At the dialogue, NP provided a protective presence and safe space for the conflicting parties to resolve their differences and identify solutions to deter future occurrences of violence. The community reached several solutions at the dialogue where the Kede sub-clan accepted to give the birth rite and the traditional leadership back to the Yongule sub-clan. Although the Kede sub-clan claimed these rightfully belonged to them, a clan elder from the Kede sub-clan said, 

“For the sake of peace, we are willing to give back the birth rite to the Yongule sub-clan and we shall respect their leadership of the clan because we are brothers.” 

An elder from the Yongule sub-clan also appreciated NP for listening and guiding the community towards peace: 

“I thank NP for being with the people always and making sure everybody is listened to, you see sometimes people say that ‘it is something very old we need to get over it,’ but how when we have not talked about and people are still fighting over it? For me, I thank NP because when people feel listened to they also listen to you. So, we shall not fight again. We will sit down as a family to solve our future conflicts.” 

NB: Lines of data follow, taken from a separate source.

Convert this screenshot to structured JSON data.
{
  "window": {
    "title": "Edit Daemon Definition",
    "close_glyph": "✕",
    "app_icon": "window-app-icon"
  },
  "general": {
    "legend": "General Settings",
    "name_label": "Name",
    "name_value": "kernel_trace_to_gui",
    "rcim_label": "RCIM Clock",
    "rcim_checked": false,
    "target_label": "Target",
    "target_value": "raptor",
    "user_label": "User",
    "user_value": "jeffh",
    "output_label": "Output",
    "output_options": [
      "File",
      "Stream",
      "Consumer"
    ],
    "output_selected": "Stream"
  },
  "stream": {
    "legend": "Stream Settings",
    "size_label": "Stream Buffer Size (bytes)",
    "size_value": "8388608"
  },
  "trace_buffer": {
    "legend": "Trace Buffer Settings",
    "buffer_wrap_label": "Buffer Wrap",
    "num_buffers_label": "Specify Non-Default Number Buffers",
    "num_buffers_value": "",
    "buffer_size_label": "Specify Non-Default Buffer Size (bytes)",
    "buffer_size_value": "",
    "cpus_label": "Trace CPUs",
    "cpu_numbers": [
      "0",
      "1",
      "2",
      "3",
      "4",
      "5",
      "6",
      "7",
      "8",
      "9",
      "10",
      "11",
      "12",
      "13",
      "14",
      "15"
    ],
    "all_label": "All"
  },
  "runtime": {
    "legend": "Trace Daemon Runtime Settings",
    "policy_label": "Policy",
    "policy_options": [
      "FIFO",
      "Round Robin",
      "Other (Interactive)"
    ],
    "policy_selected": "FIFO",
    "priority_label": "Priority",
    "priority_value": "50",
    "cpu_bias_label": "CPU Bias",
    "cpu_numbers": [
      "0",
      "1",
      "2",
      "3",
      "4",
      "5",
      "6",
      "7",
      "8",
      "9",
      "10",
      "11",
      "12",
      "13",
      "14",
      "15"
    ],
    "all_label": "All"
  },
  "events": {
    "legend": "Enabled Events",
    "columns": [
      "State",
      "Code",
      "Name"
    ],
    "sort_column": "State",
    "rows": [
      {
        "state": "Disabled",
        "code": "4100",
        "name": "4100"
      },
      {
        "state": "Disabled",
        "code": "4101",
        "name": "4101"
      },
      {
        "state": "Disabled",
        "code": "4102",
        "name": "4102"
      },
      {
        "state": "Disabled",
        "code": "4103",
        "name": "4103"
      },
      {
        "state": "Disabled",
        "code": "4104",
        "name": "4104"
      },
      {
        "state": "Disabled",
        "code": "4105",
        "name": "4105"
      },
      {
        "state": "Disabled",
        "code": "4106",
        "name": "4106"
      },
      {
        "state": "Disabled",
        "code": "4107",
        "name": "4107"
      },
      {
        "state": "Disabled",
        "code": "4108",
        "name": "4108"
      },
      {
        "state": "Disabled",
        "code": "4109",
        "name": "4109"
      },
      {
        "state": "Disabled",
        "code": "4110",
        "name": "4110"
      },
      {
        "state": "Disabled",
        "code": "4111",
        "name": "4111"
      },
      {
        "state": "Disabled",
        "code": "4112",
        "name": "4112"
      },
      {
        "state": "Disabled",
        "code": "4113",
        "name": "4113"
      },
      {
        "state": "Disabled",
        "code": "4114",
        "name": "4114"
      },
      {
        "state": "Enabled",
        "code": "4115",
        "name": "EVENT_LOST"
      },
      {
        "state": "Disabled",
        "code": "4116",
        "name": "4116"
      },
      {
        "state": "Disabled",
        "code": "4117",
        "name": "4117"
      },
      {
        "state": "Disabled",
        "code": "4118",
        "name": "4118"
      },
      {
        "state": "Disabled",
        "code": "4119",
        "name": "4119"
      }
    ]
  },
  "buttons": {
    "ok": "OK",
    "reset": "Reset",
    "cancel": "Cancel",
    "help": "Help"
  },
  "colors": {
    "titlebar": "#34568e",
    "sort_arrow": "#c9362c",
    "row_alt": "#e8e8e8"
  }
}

The two sub-clans resolved to forgive each other and resolve future misunderstandings peacefully as brothers. The religious leaders present at the dialogue then prayed to “avert all the calamities and the generational curses placed the on sub-clan of Yongule.” The community formed a committee to oversee the implementation of the dialogue resolutions specifically to oversee the transfer of the traditional leadership from the Kede sub-clan to the Yongule sub-clan. 

After the dialogue, the sub-clans were excited and happy and made promises to implement what had been agreed. The dialogue also gave an opportunity for the community members to interact. For example, one of the community elders said that,

“We have not been eating together, but from now on, we are going to be eating and drinking together and sharing everything just like the brothers that we are.” 

NP will follow up and support the committee formed to support the resolutions, as well as monitor the impact of the reconciliation between the two sub-clans to enhance peaceful coexistence in the community.